2. Your account may be managed by a young, inexperienced person using a very formulaic approach.
The first situation results from what we (Work Media) consider unethical behavior, which is representing multiple clients who are direct competitors. How can a search agency honestly represent a company and manage its pay-per-click marketing campaign as aggressively and efficiently as possible when it also represents competitors?
We recently had discussions with a law firm in California paying unusually high click-through rates in its pay-per-click campaign. This firm and one other firm seemed to be in a bidding war for the top spot. The third spot for the same search phrase was much more reasonably priced. As it turns out, the two firms competing for the top spot, and running up exhorbitant rates, were represented by the same search marketing firm. This search marketing company could have easily had the two law firms ranked one and two by bidding slightly above the third highest bid. But instead, the company chose to bid the two firms against one another, artificially raising the click-through prices, and making a much larger fee for itself. We were very bothered by this highly unethicial behavior. The lesson here is make sure your search marketing firm does not also represent your competition.
The second situation above often results from hiring a very large agency. People skilled in managing pay-per-click marketing campaigns are hard to find. So large firms often hire as many young people as they can with the idea of training them to manage the campaigns. But this usually involves plugging them into a highly formulaic system that will result in unoriginal ad copy and inefficient bid management. You may be better off hiring a small firm with just a few people on its staff. You may get much more personal (and professional) attention paid to your account this way.
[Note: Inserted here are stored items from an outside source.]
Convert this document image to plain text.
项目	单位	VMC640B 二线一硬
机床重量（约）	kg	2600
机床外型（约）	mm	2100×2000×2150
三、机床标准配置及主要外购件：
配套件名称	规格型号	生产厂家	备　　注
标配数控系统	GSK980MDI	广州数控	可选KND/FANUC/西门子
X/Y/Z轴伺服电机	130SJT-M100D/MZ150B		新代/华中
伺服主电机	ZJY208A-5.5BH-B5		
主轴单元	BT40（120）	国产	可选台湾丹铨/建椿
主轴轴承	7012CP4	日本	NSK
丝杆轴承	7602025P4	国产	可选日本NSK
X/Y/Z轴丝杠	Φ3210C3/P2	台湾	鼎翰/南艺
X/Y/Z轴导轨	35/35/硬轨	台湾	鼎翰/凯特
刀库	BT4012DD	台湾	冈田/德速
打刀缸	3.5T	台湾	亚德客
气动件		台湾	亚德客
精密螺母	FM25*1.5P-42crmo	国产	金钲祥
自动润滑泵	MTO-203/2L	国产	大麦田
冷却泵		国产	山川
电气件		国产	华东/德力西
If you have the time, you should perform a search for every keyword phrase your search firm is promoting for you, and check out the ad. Make sure the ad appears, foremost, and then that the copy is strong. And make sure there are no mistakes. We have dealt with a third party firm that actually had the wrong web address in the ads. The page that the ad linked to was valid, but the copy of the ad contained a web address that was incorrect - very poor for your branding efforts. If nothing else, you want people to know your correct web address. If you have landing pages created for your search ads (which we highly recommend) make sure clicking on the ads takes you to the right pages. If your cost per click is too high to justify clicking your own ads, you should at least do a spot check.
You should discuss a target return on ad spend (ROAS) with your search firm, and make sure they provide you with adequate reporting so you will know how the firm is doing. For example, a typical target ROAS may be 5 - 7x, although this may vary widely from industry to industry. ROAS is the multiple of revenue generated to money spent on the ads. In other words, if you spend $10,000 on ads that generated $50,000 in revenue, then your RAOS is 5 ($50,000 divided by $10,000).
You just need to make sure you know your firm very well. Make sure they're not representing your competition. Ask the firm exactly who will be managing your campaign. If you don't get a good feeling about the firm, don't hire it. You're much better off either doing it yourself or looking for a different firm.